Content
Beneath the surface of the debate form, the content is primarily that of a medieval satire, meditating on statecraft and attacking state institutions that oppress and exploit the poor. Indeed, this attack on the rich and defence of the poor is a theme found throughout the poem, a typical line being:
- "Look ye reeche not of the riche and rewe on the poure / That for faute of your fees fallen in thaire pleyntes" (ll. 19-20).

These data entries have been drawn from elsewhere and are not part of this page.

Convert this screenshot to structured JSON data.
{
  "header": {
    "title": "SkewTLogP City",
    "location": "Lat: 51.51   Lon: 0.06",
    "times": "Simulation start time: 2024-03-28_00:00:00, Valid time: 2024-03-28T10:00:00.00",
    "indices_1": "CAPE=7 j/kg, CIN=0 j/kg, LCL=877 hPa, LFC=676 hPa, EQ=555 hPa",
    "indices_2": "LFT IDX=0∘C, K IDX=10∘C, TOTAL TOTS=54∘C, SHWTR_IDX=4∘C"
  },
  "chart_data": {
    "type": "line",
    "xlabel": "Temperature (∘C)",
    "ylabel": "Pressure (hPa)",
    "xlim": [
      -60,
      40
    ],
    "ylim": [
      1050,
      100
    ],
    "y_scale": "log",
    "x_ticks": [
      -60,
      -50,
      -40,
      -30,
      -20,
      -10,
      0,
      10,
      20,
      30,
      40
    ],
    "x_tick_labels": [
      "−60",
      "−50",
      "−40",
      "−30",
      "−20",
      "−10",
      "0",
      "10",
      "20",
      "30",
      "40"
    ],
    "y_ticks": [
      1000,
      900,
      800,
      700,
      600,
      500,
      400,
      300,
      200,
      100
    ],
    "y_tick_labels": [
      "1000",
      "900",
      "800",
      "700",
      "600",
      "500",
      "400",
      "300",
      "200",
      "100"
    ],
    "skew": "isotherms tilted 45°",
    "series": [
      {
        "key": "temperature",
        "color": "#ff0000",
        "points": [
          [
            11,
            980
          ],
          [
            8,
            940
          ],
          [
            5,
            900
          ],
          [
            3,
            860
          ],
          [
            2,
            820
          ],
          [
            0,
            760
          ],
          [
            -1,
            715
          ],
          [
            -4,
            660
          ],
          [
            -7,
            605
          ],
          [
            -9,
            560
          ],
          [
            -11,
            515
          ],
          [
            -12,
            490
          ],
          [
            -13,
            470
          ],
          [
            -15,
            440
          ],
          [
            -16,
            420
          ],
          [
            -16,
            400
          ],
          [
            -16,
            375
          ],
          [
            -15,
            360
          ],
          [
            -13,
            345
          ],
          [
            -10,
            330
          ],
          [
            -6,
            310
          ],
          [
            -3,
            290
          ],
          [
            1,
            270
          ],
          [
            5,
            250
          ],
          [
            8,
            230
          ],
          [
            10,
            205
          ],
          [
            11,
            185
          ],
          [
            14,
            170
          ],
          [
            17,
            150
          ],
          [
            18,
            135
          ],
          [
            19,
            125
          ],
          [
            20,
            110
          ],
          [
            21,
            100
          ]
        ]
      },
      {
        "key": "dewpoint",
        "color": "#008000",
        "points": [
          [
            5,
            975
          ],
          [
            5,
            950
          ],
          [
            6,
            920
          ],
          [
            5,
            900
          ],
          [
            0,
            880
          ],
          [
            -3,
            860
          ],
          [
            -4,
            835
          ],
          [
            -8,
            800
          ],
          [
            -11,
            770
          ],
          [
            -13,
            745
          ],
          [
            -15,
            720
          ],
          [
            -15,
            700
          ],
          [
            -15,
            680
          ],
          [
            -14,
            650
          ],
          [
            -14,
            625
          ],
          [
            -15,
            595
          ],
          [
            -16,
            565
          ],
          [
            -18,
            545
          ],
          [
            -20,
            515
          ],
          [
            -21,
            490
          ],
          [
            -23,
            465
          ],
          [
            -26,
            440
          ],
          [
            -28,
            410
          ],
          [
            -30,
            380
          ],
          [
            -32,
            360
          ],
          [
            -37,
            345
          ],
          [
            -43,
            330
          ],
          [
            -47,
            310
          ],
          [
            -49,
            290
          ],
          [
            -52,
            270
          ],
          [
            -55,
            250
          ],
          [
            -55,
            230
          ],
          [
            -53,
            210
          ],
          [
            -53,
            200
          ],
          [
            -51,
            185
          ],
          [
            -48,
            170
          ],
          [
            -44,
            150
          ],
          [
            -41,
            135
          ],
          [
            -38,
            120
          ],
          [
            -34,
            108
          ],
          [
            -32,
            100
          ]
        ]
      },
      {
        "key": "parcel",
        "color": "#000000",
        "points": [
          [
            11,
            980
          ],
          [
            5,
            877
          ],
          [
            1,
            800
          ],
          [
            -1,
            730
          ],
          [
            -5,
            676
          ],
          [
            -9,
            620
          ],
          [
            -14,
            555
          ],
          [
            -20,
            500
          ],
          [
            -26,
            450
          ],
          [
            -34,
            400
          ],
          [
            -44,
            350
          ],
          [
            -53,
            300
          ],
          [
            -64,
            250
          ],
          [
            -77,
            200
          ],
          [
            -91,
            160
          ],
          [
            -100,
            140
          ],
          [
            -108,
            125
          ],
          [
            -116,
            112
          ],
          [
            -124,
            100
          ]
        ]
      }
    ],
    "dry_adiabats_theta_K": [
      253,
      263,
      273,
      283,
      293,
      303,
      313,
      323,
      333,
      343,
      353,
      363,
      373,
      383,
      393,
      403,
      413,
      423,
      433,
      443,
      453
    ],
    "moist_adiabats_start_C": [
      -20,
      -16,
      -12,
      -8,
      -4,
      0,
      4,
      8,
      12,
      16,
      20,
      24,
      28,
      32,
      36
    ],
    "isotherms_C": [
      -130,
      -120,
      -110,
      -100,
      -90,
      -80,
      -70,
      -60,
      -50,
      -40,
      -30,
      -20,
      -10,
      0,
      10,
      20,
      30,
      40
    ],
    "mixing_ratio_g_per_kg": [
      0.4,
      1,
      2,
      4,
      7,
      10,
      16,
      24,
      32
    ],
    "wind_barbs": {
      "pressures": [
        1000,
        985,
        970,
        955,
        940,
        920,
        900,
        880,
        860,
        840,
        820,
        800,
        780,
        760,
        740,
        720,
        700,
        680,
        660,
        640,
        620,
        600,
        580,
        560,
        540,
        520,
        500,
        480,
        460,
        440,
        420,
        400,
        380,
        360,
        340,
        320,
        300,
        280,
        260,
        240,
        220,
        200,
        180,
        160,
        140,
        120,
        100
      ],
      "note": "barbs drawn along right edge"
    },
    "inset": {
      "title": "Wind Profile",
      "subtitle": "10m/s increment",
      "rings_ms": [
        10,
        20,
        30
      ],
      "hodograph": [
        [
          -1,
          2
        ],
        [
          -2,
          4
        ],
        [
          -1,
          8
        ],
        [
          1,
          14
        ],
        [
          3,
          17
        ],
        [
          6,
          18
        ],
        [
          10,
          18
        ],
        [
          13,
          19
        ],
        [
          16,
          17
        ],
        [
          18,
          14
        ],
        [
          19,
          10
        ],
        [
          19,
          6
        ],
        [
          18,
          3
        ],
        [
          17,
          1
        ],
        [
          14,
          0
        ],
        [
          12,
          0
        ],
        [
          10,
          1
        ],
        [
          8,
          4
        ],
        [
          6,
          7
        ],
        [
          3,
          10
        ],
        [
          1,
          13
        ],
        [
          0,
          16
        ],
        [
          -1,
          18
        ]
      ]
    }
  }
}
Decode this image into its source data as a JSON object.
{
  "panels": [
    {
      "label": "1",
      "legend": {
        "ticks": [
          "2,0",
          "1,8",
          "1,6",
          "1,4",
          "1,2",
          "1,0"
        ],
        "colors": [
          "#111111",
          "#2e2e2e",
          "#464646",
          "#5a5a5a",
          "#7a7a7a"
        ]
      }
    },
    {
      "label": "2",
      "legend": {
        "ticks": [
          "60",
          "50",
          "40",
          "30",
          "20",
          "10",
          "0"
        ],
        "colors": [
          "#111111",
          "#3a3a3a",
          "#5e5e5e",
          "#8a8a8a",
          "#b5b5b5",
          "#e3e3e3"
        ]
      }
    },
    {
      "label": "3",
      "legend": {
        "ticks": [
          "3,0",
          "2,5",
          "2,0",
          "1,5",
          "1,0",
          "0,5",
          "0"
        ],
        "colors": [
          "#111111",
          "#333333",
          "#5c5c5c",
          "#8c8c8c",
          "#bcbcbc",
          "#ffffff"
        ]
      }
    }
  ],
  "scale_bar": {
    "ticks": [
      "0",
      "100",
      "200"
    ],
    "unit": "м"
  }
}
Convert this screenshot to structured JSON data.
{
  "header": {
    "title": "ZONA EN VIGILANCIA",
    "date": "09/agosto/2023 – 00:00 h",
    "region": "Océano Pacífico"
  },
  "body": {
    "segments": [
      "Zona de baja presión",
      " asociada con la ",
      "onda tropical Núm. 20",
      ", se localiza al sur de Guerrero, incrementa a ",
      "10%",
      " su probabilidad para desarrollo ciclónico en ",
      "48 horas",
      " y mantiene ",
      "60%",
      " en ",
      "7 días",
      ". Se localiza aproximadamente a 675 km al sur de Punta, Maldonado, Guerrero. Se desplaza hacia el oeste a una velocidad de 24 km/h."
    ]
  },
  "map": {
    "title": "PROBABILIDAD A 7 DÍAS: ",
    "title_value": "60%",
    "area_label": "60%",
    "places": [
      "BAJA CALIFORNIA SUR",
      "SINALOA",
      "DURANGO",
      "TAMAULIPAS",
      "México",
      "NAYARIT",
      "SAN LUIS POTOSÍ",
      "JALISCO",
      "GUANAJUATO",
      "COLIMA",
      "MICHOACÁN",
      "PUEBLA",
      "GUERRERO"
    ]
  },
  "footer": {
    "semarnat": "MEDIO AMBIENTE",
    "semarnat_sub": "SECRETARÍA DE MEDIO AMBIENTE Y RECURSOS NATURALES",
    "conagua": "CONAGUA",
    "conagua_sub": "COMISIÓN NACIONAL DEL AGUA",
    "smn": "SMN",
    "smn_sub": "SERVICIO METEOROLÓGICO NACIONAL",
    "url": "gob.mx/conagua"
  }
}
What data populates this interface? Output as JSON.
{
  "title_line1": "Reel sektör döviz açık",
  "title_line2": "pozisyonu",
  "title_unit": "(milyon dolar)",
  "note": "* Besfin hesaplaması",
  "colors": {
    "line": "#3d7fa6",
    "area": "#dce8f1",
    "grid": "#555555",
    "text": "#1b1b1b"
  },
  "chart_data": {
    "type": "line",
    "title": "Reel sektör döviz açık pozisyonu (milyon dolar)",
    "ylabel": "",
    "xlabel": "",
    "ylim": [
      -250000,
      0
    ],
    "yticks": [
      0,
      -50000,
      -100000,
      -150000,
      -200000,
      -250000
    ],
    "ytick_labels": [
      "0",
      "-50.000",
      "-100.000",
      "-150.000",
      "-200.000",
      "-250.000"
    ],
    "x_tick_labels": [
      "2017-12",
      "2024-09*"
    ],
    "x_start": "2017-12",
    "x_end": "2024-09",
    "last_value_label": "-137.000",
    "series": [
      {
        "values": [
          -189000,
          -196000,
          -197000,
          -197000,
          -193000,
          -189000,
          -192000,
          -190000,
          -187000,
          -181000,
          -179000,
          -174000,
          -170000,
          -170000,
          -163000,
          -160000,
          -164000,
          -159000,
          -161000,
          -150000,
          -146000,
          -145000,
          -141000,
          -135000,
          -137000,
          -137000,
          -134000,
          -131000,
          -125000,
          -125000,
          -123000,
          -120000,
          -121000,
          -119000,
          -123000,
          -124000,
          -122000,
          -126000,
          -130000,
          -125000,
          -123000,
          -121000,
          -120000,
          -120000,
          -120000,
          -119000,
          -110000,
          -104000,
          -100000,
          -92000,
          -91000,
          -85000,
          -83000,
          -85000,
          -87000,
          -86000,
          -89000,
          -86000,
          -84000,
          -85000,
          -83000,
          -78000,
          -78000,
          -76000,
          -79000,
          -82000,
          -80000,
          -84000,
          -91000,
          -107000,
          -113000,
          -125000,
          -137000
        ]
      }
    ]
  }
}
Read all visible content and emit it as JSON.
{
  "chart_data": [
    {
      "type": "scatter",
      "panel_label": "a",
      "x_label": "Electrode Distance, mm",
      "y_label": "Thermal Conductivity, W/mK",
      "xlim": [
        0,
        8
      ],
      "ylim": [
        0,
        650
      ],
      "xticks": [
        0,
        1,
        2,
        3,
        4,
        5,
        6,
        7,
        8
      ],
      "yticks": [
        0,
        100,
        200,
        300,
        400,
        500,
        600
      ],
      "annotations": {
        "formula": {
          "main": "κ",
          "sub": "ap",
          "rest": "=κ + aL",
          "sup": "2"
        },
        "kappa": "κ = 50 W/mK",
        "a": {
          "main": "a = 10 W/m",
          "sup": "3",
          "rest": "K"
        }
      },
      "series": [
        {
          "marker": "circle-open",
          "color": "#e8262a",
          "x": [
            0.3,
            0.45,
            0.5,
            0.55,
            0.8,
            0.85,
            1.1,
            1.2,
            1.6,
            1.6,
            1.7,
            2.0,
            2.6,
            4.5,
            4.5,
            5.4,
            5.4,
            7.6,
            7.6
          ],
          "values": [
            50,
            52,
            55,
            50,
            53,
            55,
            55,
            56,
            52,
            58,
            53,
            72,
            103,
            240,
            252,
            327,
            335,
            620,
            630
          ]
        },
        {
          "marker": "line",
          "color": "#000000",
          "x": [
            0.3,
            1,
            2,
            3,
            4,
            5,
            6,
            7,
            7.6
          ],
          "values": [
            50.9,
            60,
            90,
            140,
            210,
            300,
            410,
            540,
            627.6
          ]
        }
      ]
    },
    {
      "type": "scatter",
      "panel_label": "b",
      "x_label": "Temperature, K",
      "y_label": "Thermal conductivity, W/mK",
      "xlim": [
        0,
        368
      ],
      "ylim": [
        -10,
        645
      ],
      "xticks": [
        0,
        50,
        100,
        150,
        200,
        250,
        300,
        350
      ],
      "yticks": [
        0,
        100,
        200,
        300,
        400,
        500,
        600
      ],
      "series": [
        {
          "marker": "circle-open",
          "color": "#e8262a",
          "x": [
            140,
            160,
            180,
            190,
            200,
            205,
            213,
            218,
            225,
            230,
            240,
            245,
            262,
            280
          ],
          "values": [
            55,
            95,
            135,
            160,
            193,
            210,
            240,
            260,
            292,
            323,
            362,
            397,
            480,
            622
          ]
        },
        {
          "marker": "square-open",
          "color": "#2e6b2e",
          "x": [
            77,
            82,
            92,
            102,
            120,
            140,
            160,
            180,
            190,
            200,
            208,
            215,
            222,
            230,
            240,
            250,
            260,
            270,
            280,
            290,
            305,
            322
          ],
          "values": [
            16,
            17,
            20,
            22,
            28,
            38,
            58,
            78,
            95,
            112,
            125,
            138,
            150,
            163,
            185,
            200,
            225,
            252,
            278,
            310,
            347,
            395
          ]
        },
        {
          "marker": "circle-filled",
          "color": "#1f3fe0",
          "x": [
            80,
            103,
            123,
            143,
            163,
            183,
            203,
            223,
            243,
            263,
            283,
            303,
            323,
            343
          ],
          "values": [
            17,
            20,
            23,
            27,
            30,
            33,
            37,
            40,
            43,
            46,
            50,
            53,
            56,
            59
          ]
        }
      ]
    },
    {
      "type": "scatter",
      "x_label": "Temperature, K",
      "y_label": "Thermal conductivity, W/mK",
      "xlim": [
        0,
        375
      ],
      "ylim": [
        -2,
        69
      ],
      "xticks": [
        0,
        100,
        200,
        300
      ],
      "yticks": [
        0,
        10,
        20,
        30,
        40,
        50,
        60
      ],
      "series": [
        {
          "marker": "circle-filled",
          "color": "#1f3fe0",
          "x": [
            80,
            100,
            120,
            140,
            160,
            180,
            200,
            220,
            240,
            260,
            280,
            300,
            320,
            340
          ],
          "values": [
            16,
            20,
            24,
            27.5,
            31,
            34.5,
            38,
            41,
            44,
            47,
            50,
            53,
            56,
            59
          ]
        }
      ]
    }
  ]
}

The narrator travels to individual groups to debate the true nature of "Mum" and the "Sothsegger," but instead finds only ignorance (a side-effect of "Mum's" qualities), and discovers that "Mum's" pervasive influence lies at the heart of corruption within the King's advisers, nobles, scholars (clerks), priests, archbishops, friars, mayors, and city councillors.
In its latter stages the poem also includes an extended dream vision (ll. 871-1287), where the idealised Sothsegger king is presented as a beekeeper, exterminating unproductive drones who are intent on stealing the honey created by the other worker bees. This leads the narrator to then debate on medieval dream theory and the value of dreams.
The poem then ends with the narrator consulting a variety of texts and stories, including a collection of "pryvé poyse" (l. 1344) detailing political abuses, a story of Genghis Khan (from the Travels of John Mandeville), a "raggeman rolle" (l. 1565) supposedly composed by The Devil, and a prophecy of Merlin.
Read more about this topic: Mum And The Sothsegger
Famous quotes containing the word content:
“To be content with lifeor to live merrily, ratherall that is required is that we bestow on all things only a fleeting, superficial glance; the more thoughtful we become the more earnest we grow.”
—G.C. (Georg Christoph)
“A person of mature years and ripe development, who is expecting nothing from literature but the corroboration and renewal of past ideas, may find satisfaction in a lucidity so complete as to occasion no imaginative excitement, but young and ambitious students are not content with it. They seek the excitement because they are capable of the growth that it accompanies.”
—Charles Horton Cooley (18641929)
“Now they express
All thats content to wear a worn-out coat,
All actions done in patient hopelessness,
All that ignores the silences of death,
Thinking no further than the hand can hold,
All that grows old,
Yet works on uselessly with shortened breath.”